Categories
Film Features Film/TV

Girls’ hoops doc is funny and inspiring, never saccharine.

The 1994 documentary Hoop Dreams is one of the great films of the past 20 years. The new The Heart of the Game, which similarly follows urban high school basketball through several seasons, isn’t. But it might be a better sports movie.

To its credit, Hoops Dreams made you question your fandom. It was unsettling. The less sociological The Heart of the Game is — as its title indicates — a purer appeal to basketball fans, perhaps in part due to its crucial difference: It’s about girls.

Early in the film, a group of high school boys are interviewed, and they claim that male players just want to score and be seen, while girls play team basketball. This may come off as a bit of a WNBA commercial, but with less money, pressure, and corruption in the girls’ game, it does seem easier to keep the focus on the sport itself.

The Heart of the Game follows Seattle’s Roosevelt Roughriders and its new coach, tax professor Bill Resler, through six seasons. What begins as a focus on a colorful coach broadens with the introduction of a troubled star player, who enters the program in the second season and whose story arc eventually takes over the film.

With its series of tough losses leading to a big game with the Roughriders’ closest rival, The Heart of the Game feels almost scripted at times. But whether the filmmakers got lucky or fashioned this narrative through astute editing is immaterial. The end result is a gripping movie.

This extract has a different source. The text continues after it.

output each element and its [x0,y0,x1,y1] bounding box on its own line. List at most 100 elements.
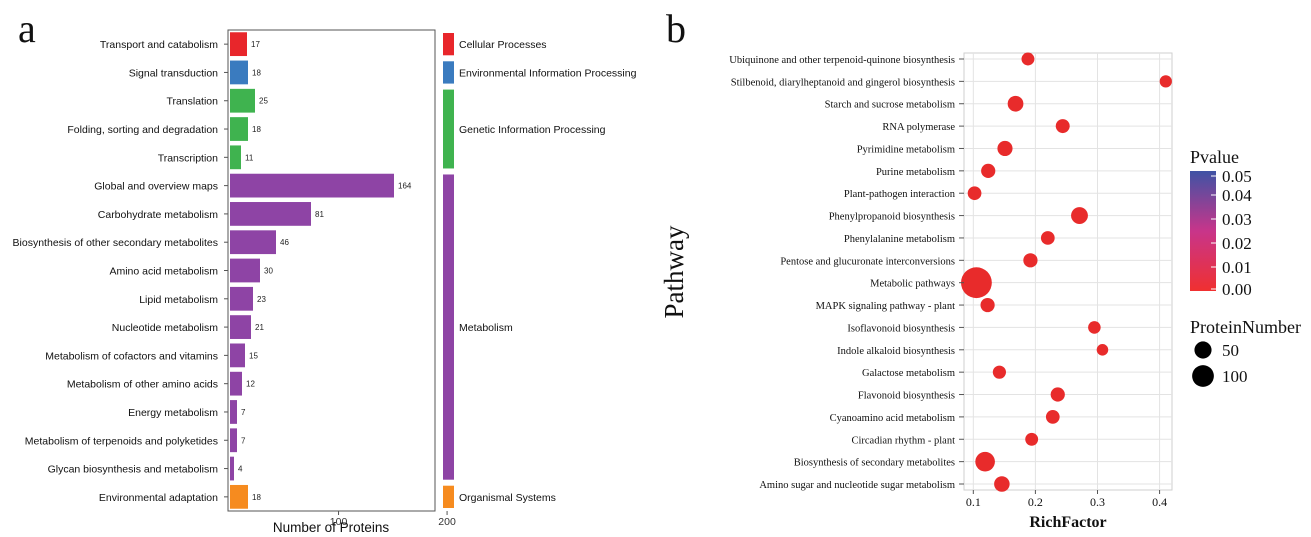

And even though The Heart of the Game can be inspirational, it’s never saccharine. There’s much truth and humor here: It’s a great joy watching these girls, all pimples and ponytails, dropping F-bombs and hurling other R-rated expletives in frustration or excitement.

The immediately likable Resler devises a “theme” for each season, such as “Pack of Wolves.” During timeouts, we see the girls in a huddle with their coach. Resler chants, “Sink your teeth in their neck!” and each time the girls respond, “Draw blood!” This might sound like the kind of hyper-competitive stuff that ruins kids’ sports, but in this case it isn’t. Each chant ends with players and coach joining together to shout “Have fun!” Most of the girls are near giggles during this routine.

“What rhymes with ‘bass pickin’?” Resler asks his charges late in one game. “Ass kickin’!” one girl chirps cheerfully. “I just saw one,” Resler shoots back.

“It’s so cheesy,” one player says when asked about her coach’s motivational techniques, “but I like it. It’s so Bill.”

I’ve only got one small complaint about an otherwise enjoyable and invigorating little movie: In packing six seasons’ worth of material into 97 minutes, too many potentially interesting elements get short shrift. The Heart of the Game might have been better as a short-run television series, especially since the big screen doesn’t enhance its camcorder-quality visuals.